Scholars and practitioners in industrial/organizational psychology and human resource management have long sought to identify factors that will enhance the likelihood of making a successful hiring decision (e.g., a good fit with both the job and the organization), while minimizing the chances of making a detrimental hiring decision. Within this forum, the employment interview has emerged as a particularly prominent (and potentially reliable and valid) method of personnel selection. However, within the interview, the use of influence tactics, such as impression management (IM) or faking, has emerged as a particularly prominent issue. Evidence from both individual studies and meta-analyses demonstrate that a large majority of job applicants engage in IM, and that it can have an important impact on interview outcomes. Moreover, there are individual differences associated with IM use, and different interview formats can facilitate or impede IM use.

However, our understanding of the antecedents and outcomes of IM, as well as the mechanisms at play when applicants engage in IM to influence interviewers, is still limited. For instance, some authors have argued that IM (and especially in its deceptive forms; i.e., faking) may be introducing a systematic source of inaccuracy into the interview, and may negatively impact interview validity. Others suggest that IM may provide valuable information to interviewers, and thus increase validity. But empirical evidence testing those two competing hypotheses remains scarce. Similarly, very few studies have investigated the relationships between IM during interviews and work performance or on-the-job behaviors (e.g., citizenship vs. counterproductive behaviors).

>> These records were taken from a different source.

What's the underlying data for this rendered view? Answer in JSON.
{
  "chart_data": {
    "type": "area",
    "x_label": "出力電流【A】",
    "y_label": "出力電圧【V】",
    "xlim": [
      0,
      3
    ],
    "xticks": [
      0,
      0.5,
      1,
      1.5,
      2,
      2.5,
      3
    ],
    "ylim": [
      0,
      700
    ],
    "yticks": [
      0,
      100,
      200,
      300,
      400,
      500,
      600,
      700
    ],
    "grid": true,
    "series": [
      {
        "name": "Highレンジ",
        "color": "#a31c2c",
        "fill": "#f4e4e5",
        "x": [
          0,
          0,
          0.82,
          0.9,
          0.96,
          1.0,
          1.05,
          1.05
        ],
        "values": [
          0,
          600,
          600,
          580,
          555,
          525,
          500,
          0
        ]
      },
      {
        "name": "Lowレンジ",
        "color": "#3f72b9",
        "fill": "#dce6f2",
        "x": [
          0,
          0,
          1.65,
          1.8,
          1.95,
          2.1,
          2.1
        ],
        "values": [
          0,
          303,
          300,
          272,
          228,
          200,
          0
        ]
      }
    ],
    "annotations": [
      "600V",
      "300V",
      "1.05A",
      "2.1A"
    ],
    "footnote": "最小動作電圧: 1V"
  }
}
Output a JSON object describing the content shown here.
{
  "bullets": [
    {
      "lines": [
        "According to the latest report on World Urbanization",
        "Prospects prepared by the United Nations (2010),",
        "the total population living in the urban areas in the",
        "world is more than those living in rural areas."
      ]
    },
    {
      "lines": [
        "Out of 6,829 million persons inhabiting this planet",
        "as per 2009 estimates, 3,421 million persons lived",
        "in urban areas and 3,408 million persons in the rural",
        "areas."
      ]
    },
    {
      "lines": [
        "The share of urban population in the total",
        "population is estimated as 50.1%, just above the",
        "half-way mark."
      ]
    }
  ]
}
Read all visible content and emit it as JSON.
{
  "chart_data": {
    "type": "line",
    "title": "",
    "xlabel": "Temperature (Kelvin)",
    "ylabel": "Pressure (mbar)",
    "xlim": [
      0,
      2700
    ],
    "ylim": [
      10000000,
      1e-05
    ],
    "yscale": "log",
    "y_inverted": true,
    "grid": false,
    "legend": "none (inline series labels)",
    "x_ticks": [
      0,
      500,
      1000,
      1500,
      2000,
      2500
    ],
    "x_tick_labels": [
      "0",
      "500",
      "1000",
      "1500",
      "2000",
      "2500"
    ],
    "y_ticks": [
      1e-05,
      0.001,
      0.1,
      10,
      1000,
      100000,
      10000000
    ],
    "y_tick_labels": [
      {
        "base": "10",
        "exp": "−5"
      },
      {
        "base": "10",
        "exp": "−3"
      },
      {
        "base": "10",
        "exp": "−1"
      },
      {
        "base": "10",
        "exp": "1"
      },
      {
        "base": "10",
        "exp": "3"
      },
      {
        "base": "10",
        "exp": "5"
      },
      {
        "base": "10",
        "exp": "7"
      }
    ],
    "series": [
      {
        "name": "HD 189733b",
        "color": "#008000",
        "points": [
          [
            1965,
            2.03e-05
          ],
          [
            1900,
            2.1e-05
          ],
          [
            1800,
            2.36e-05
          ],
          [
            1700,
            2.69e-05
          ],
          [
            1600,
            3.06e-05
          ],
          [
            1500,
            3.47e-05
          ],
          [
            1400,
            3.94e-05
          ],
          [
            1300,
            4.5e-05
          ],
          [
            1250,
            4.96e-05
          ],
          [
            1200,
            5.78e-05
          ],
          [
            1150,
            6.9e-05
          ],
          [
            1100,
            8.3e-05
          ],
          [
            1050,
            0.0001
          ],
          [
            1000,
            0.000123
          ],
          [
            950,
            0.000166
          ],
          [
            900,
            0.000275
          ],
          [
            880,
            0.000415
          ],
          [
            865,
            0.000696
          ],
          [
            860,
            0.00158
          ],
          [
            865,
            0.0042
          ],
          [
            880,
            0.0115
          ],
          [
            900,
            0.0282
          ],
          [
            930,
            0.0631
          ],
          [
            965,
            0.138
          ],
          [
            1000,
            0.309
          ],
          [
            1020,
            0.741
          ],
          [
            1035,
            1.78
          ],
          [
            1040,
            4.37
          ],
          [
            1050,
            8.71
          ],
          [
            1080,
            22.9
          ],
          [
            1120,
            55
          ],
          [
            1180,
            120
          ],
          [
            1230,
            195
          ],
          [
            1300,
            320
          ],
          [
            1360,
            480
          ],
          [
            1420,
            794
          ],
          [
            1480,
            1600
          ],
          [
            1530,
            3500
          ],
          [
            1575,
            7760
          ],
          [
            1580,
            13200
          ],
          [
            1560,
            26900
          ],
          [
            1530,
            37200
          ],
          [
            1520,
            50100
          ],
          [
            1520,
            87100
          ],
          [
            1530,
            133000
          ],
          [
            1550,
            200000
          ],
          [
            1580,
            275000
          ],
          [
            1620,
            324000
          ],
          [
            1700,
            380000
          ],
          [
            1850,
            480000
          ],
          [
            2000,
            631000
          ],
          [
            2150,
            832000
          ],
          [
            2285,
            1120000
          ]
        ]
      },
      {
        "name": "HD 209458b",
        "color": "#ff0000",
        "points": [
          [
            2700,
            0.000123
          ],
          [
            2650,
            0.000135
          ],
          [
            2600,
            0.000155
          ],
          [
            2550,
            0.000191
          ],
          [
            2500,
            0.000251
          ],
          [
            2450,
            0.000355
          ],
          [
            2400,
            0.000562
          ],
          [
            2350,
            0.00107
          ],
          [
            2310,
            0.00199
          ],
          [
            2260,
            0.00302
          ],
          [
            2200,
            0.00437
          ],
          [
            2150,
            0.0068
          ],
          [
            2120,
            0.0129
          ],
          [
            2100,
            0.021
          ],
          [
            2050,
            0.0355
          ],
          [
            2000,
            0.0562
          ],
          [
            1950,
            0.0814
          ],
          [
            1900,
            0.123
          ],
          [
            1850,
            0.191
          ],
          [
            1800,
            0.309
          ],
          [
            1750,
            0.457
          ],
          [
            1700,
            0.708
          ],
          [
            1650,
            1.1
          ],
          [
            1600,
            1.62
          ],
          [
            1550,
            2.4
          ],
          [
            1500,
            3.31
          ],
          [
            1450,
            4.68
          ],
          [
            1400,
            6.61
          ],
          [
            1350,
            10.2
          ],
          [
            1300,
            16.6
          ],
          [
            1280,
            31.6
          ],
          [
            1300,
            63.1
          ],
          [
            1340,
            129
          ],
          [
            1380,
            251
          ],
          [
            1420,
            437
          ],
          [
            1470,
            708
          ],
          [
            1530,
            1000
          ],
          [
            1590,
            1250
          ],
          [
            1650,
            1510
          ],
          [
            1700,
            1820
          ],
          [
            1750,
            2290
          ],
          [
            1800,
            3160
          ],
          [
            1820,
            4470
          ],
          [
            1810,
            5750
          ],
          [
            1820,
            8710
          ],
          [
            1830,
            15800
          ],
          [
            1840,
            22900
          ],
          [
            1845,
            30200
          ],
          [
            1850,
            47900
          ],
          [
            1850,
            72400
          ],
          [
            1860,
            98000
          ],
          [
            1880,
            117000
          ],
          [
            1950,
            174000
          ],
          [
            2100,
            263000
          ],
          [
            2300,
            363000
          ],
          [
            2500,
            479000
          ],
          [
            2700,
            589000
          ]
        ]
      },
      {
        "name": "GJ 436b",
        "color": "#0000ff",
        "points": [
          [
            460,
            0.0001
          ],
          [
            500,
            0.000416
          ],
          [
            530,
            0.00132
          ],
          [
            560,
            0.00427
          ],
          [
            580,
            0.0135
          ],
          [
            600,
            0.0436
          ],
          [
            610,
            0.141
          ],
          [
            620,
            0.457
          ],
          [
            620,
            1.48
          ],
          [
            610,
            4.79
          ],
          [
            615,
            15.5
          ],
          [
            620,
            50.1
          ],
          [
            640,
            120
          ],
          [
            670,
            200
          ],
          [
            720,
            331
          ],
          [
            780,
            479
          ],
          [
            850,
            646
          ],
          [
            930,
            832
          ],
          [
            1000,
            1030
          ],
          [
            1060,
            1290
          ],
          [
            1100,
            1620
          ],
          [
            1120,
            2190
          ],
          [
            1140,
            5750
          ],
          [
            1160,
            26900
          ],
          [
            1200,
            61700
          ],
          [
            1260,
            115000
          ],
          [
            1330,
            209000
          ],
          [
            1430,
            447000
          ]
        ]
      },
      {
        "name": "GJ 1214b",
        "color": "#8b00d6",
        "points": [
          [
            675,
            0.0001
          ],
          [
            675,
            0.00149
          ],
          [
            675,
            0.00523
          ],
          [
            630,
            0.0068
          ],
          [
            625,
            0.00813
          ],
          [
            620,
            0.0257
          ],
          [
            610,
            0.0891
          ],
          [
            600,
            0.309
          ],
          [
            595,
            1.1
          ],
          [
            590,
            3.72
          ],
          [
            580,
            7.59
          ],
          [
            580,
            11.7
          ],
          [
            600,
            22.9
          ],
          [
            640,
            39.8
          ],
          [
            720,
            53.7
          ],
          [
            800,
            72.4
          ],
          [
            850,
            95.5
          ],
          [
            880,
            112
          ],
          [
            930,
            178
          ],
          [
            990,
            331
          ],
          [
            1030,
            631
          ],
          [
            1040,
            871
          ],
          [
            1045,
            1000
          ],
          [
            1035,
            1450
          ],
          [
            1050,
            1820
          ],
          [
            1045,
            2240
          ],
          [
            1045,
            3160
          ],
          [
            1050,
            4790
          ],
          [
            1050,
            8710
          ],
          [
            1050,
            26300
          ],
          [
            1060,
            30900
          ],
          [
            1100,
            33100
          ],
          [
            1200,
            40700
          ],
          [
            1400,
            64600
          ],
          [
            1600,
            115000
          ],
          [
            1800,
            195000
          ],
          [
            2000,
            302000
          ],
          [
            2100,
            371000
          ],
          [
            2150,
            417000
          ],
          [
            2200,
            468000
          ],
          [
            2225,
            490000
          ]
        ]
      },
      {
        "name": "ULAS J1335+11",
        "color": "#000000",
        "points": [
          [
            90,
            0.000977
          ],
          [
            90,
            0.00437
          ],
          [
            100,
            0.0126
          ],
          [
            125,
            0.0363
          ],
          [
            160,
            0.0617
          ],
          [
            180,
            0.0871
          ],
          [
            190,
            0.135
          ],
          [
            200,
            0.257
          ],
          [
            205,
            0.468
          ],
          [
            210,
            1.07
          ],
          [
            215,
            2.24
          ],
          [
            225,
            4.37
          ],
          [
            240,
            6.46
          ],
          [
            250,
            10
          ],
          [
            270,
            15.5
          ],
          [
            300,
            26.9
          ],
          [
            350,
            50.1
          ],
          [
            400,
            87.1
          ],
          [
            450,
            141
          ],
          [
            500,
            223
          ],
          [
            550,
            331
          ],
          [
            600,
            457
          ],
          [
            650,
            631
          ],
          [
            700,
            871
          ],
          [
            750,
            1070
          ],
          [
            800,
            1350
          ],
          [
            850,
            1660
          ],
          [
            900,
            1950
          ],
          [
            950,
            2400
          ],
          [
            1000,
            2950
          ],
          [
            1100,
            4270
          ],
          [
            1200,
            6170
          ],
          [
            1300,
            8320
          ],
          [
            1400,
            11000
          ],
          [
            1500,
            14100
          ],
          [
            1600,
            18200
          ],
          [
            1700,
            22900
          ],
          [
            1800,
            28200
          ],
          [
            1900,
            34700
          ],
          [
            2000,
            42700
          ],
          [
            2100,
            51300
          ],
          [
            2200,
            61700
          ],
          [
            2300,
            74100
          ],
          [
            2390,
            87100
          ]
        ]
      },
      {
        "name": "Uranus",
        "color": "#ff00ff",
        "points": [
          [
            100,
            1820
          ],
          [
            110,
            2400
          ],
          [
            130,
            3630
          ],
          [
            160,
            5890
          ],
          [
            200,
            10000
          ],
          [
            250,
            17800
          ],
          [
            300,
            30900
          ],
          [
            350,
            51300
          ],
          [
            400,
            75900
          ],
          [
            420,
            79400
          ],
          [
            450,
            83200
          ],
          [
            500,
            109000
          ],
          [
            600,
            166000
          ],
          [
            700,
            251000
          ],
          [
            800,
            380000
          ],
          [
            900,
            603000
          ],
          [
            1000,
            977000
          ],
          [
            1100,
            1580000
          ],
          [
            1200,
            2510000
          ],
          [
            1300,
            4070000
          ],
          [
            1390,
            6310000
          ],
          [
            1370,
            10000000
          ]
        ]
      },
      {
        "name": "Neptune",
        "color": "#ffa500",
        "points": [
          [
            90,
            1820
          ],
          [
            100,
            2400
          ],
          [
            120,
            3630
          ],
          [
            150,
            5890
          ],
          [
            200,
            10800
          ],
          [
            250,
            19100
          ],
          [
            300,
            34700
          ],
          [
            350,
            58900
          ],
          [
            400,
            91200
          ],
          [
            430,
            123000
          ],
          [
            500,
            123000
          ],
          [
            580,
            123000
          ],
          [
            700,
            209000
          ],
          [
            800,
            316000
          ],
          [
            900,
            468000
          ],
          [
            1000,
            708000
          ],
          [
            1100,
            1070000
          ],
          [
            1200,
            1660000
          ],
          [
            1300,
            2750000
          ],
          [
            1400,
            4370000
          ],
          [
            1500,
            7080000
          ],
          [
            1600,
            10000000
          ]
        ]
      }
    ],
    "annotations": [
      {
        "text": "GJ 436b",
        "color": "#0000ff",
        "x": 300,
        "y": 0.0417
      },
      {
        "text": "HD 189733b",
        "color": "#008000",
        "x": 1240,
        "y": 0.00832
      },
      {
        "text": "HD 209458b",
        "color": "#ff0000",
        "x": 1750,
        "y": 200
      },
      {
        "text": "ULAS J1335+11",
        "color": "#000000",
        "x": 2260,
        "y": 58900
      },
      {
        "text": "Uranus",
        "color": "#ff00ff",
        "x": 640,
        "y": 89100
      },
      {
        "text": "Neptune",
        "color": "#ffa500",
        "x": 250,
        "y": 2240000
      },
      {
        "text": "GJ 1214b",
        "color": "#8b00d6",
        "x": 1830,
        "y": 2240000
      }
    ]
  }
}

We have also observed some recent development in IM research. For instance some researchers started to investigate individual differences associated with honest vs. deceptive IM use, international or cross-cultural differences in IM use and effectiveness, detection of IM by interviewers, or how interviewers can use IM to influence applicants’ decisions. Yet, these attempts only represent the initial steps towards broadening our understanding of interview IM.

The objective of this Research Topic is to offer IM researchers from all around the world a unique platform to present innovative contributions in order to advance the knowledge and practice in the field of IM and faking in job interviews. Although we especially encourage submissions of original empirical research (e.g., field or experimental studies), we also welcome alternative contributions, including new theoretical models, measures development, reviews, or meta-analyses.